Quand il avait ainsi parlé, le capitaine Fougerel retombait bientôt dans un mutisme somnolent qui lui était habituel. C’était, d’ordinaire, un homme triste, accablé, pensif, courbé par l’âge, il est vrai; et, dans le petit café de Vernon où il venait chaque soir lire les journaux de Paris en prenant son gloria, on n’entendait que rarement sa voix, et dans les grandes occasions. Depuis de longues années, Fougerel avait adopté le _Café de la Ville_, au coin de la ruelle qui longe l’église. Il y venait après dîner, chaque soir, au même moment, s’asseyait toujours à la même table, y demeurait le même nombre d’heures et se retirait à la même minute pour regagner son logis, situé près de là, dans la vieille rue Saint-Jacques. La table où il s’asseyait n’avait jamais d’autre occupant que lui. Que si, avant l’arrivée de Fougerel, un voyageur de commerce, nouveau venu à Vernon, ou un passant s’asseyait dans le coin où l’ancien soldat se tenait d’habitude, le garçon de café s’approchait doucement et, tout bas, disait:
«Il est impossible que vous restiez à cette table, monsieur: c’est la _table des capitaines_.»

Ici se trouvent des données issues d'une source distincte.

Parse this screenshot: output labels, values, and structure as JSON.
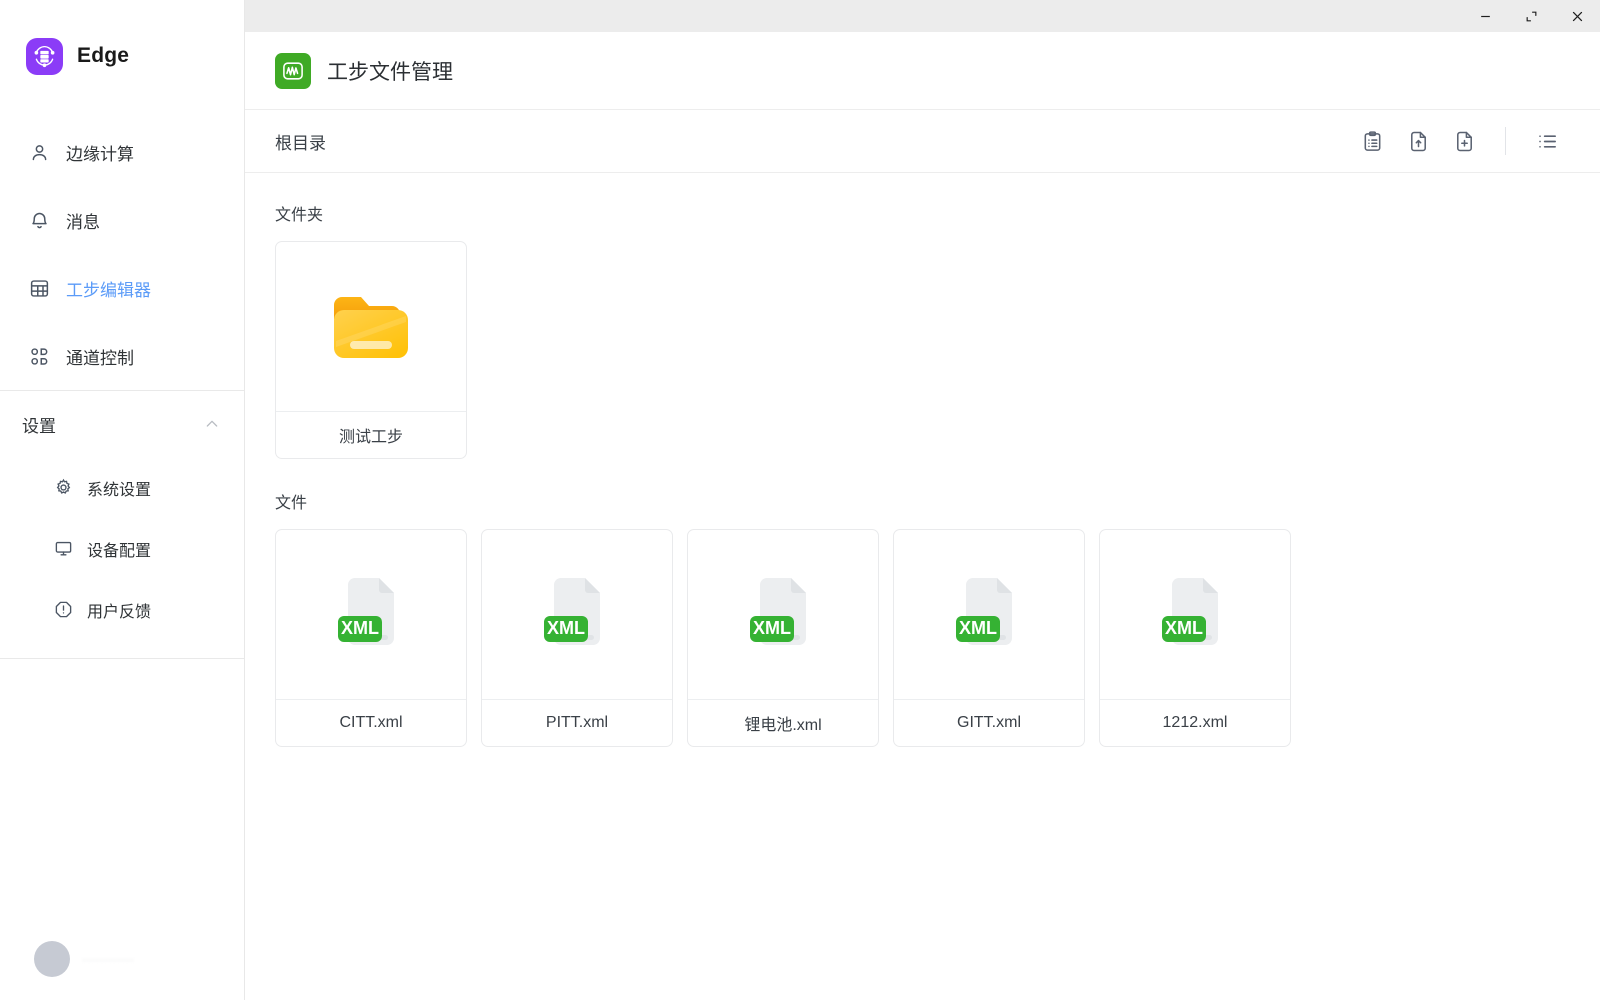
{
  "window": {
    "controls": [
      {
        "name": "minimize",
        "glyph": "minimize-icon"
      },
      {
        "name": "restore",
        "glyph": "restore-icon"
      },
      {
        "name": "close",
        "glyph": "close-icon"
      }
    ]
  },
  "sidebar": {
    "brand": {
      "name": "Edge",
      "icon": "edge-server-logo-icon",
      "color": "#8b3cf7"
    },
    "nav": [
      {
        "label": "边缘计算",
        "icon": "user-icon",
        "active": false
      },
      {
        "label": "消息",
        "icon": "bell-icon",
        "active": false
      },
      {
        "label": "工步编辑器",
        "icon": "table-grid-icon",
        "active": true
      },
      {
        "label": "通道控制",
        "icon": "nodes-icon",
        "active": false
      }
    ],
    "settings": {
      "label": "设置",
      "expanded": true,
      "chevron": "chevron-up-icon",
      "items": [
        {
          "label": "系统设置",
          "icon": "gear-icon"
        },
        {
          "label": "设备配置",
          "icon": "monitor-icon"
        },
        {
          "label": "用户反馈",
          "icon": "exclamation-octagon-icon"
        }
      ]
    },
    "user": {
      "name": "",
      "avatar": "avatar-icon"
    }
  },
  "app": {
    "title": "工步文件管理",
    "logo_icon": "waveform-logo-icon",
    "logo_color": "#3faa25"
  },
  "breadcrumb": {
    "path": "根目录",
    "tools": [
      {
        "name": "clipboard-list-icon",
        "label": "clipboard-list-icon"
      },
      {
        "name": "file-upload-icon",
        "label": "file-upload-icon"
      },
      {
        "name": "file-add-icon",
        "label": "file-add-icon"
      },
      {
        "name": "list-view-icon",
        "label": "list-view-icon"
      }
    ]
  },
  "sections": {
    "folders": {
      "title": "文件夹",
      "items": [
        {
          "name": "测试工步",
          "icon": "folder-icon"
        }
      ]
    },
    "files": {
      "title": "文件",
      "items": [
        {
          "name": "CITT.xml",
          "icon": "xml-file-icon",
          "badge": "XML"
        },
        {
          "name": "PITT.xml",
          "icon": "xml-file-icon",
          "badge": "XML"
        },
        {
          "name": "锂电池.xml",
          "icon": "xml-file-icon",
          "badge": "XML"
        },
        {
          "name": "GITT.xml",
          "icon": "xml-file-icon",
          "badge": "XML"
        },
        {
          "name": "1212.xml",
          "icon": "xml-file-icon",
          "badge": "XML"
        }
      ]
    }
  },
  "colors": {
    "accent_blue": "#5b9bf8",
    "brand_purple": "#8b3cf7",
    "app_green": "#3faa25",
    "folder_yellow": "#ffc223",
    "titlebar_grey": "#ececec"
  }
}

La «table des capitaines» était célèbre dans le _Café de la Ville_, et, quoique Fougerel y vînt seul, elle avait gardé cette dénomination en souvenir d’un autre soldat, le compagnon de Fougerel, qui, lui aussi, au temps passé, s’asseyait chaque soir devant cette table de marbre. Vernon les avait vus, pendant longtemps, toujours au même endroit, dans ce café, roulant sous la paume de leurs mains les dominos qui rendaient, sur le marbre, leur bruit d’osselets, ou faisant flamber au-dessus de leur demi-tasse une couche légère d’eau-de-vie, et regardant, sans dire un mot, cette flamme qui s’éteignait bientôt, sans force, comme s’éteint un vieillard. Ils n’étaient ni grognons, quoique vieux, ni maussades; mais ils ne se livraient et ne causaient point volontiers cependant. Leurs propos, où revenaient si souvent les souvenirs d’autrefois, les échos des journées de bataille, les visages d’amis maintenant disparus, leur suffisaient. Leur amitié leur tenait lieu de tout au monde, et, quoique peu fortunés et déjà atteints des maux de l’âge, ils se trouvaient heureux.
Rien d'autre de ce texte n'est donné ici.